Questioning Symantec's 'Virtual' Shareholder Meetings

| About: Symantec Corporation (SYMC)

Most shareholders of Symantec (NASDAQ:SYMC) dating back to around 2005 know all too well the danger of unchecked executive power. Now, in addition to the destruction of shareholder value, Symantec may be poised to impede the ability of shareholders to sufficiently, let alone wholly, enjoy and exercise their rights, based the company’s plan to carryout a virtual-only annual meeting of shareholders on Monday, September 20th. Glyn Holton, Executive Director of the nongovernmental organization, United States Proxy Exchange, has warned of the disadvantages shareholders could face given the current lack of safeguards with the meeting delivery system designed by Broadridge. Below is a copy of a letter I have sent to Symantec’s Head of Investor Relations, Chairman, and CEO. I encourage all investors to visit the US Proxy Exchange website to learn about the Symantec virtual meeting matter.

September 17, 2010

Mr. John W. Thompson, Chairman
Mr. Enrique T. Salem, CEO
Symantec Corporation
350 Ellis Street
Mountain View, CA 94043

Dear Messrs. Thompson and Salem:

I am writing to you not as a frustrated shareholder of Symantec – for I do not own shares – but rather, as an individual investor gravely concerned about the precedent that may be set by Symantec’s planned Sept. 20, 2010, virtual-only annual shareowner meeting. Your ostensibly misleading reasoning and irrational obstinacy to host a virtual meeting is very disturbing and defies common sense given both the individual and institutional investor opposition you have faced thus far as a result.
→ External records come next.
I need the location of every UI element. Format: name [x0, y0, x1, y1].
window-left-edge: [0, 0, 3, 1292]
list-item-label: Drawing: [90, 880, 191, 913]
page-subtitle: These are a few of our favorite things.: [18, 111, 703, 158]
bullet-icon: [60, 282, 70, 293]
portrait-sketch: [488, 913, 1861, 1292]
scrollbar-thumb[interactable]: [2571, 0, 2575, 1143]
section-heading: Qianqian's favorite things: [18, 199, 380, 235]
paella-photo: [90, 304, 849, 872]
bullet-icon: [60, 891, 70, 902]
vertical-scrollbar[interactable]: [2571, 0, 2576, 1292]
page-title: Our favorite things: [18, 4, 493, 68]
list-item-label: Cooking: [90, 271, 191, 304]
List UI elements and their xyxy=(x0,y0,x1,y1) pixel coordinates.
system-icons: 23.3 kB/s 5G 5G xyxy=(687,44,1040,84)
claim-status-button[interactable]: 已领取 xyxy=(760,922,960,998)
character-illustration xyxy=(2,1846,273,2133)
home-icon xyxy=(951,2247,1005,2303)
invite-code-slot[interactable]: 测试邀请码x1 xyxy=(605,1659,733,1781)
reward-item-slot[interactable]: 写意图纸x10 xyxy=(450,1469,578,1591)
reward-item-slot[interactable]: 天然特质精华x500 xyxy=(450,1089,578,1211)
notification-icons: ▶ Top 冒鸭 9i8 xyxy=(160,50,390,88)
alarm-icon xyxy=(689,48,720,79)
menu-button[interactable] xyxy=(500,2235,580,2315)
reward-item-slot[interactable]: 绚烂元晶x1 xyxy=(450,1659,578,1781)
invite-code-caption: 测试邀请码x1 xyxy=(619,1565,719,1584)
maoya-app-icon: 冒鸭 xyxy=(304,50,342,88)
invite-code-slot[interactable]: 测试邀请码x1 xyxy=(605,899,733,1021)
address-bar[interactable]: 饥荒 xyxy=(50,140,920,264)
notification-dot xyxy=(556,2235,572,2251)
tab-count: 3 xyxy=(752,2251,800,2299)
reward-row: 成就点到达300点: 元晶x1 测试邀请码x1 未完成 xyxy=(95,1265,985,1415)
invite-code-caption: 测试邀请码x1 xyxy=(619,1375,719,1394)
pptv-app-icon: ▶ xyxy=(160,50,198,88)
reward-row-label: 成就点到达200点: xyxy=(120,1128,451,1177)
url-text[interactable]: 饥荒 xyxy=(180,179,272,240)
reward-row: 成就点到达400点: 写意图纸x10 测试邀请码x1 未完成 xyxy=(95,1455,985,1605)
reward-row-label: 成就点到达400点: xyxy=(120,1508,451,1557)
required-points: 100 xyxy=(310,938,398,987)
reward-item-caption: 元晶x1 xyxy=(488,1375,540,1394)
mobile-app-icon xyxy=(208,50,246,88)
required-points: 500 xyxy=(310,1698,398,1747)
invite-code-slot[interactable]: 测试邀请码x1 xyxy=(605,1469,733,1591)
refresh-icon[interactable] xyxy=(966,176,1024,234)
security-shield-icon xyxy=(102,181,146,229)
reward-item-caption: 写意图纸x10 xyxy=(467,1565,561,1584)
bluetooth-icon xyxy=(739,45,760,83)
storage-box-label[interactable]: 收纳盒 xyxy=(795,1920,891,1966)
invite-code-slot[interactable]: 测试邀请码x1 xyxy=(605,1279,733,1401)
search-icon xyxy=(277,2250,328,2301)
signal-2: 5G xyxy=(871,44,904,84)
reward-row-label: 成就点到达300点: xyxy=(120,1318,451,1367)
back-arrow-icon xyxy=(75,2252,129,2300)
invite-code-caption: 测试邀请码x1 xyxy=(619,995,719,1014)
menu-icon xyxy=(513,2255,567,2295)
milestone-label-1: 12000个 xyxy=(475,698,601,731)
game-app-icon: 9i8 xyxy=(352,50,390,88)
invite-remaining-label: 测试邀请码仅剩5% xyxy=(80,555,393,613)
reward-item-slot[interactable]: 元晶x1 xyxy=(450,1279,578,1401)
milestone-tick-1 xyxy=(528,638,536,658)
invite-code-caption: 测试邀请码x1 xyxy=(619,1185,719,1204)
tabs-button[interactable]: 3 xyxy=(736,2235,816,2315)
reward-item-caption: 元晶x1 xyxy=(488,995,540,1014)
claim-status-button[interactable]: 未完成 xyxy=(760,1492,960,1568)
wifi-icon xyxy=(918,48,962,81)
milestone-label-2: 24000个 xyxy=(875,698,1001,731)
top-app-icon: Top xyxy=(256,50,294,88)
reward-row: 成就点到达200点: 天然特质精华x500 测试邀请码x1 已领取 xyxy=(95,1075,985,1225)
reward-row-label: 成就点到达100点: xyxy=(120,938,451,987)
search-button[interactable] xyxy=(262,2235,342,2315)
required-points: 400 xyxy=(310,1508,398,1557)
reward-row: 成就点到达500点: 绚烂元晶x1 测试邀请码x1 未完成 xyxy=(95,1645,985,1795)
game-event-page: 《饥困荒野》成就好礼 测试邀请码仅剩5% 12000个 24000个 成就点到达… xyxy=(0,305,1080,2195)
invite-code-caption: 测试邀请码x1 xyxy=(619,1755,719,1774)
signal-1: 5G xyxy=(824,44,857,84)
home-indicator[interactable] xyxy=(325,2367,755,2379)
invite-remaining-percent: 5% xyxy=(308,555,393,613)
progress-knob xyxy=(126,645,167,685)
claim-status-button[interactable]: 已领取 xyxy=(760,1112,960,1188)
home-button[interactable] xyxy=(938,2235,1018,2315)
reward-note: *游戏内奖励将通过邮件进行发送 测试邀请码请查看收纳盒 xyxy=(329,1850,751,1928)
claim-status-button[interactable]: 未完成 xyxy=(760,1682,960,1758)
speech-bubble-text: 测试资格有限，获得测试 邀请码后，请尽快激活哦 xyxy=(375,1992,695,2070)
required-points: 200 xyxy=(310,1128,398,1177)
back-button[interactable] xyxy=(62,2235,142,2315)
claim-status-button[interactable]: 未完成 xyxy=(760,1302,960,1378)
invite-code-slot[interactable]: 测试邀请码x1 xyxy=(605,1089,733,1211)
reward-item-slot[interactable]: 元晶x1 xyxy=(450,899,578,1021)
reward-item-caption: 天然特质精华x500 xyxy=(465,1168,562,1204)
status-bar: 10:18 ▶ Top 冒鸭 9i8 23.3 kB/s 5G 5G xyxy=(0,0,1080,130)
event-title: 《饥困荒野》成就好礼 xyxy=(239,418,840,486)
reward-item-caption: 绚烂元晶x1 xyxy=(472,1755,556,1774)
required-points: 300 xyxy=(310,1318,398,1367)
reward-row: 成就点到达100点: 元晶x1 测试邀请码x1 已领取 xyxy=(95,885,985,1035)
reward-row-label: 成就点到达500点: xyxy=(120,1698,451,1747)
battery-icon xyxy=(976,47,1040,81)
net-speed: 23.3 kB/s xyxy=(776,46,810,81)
With Symantec’s stock price down approximately 30% since mid-year 2005 (coinciding with its controversial $13.5B acquisition of Veritas), down by more than half from its late-2004 peak, and effectively trading at 2003 levels, one would expect that upsetting shareholders any further would be the last thing Symantec would want to do. One is led to believe that Symantec’s officers and directors are fearful of possible direct in-person questioning by shareholders, and are thus opting to take cover behind computer screens and an annual meeting delivery system that lacks proper safeguards for non-insider shareholders. Note that Intel Corporation also attempted to implement a virtual-only meeting and instead rightfully decided to continue to provide a hybrid format meeting (in-person and Internet accessibility).

On page 2 of Symantec’s 2010 Proxy Statement it states that one of the two reasons for holding only a virtual meeting this year is “current cost savings objectives.” The nominal savings from a virtual meeting must be a mere drop in the bucket compared to the costs that shareholders bear (especially non-insiders) in terms of the company’s expanding issuance of equity; the use of capital to repurchase stock and thus, “… reduce the potential dilutive effect of the issuance ….” (Per Proposal No. 3, 2010 Proxy); the nearly $4B spent on stock buybacks between March 2006 and March 2008, all at higher stock prices than where Symantec is trading at present; the $1.5B-plus spent on M&A in 2010 and $18B-plus spent since 2005; the more than halving of the value of goodwill on the balance sheet; the aforementioned all in the face of a depressed stock price and no stock dividends paid whatsoever; the more than doubling of Mr. Salem’s pay in fiscal 2010; and an unwieldy Board of Directors comprised of 18 members, half of whom are insiders.

In closing and with all due respect to Symantec’s efforts to improve its business and share price, the issue at hand involves having a virtual-only annual shareowner meeting and is of utmost importance. Until it has been demonstrated that proper safeguards exist to ensure sufficient shareholder representation, it is critical that shareholders continue to

be offered regular shareowner meetings. Accordingly, I support the United States Proxy Exchange’s efforts to establish “best practices” for virtual annual meetings, and hope that Symantec will lend its support as well. The peril of a further concentration of executive power and limited outside/independent board influence has profound negative implications for the future of the U.S. equity markets. Cost savings seem insignificant compared to the potential abuses that may arise from a premature introduction of a virtual annual meeting delivery platform. While Symantec’s officers and directors may be of the highest moral principles, there are no assurances of the reliability of the delivery platform itself and neither can we know in advance how many unscrupulously operated corporations will seek to exploit this system.


[Submitted electronically]

Steven Towns

CC: Scott Taylor, Symantec Corporate Secretary
Helyn Corcos, Symantec Head of Investor Relations
Glyn Holton, United States Proxy Exchange

Disclosure: At the time or publishing, the author does not have any position in shares of Symantec.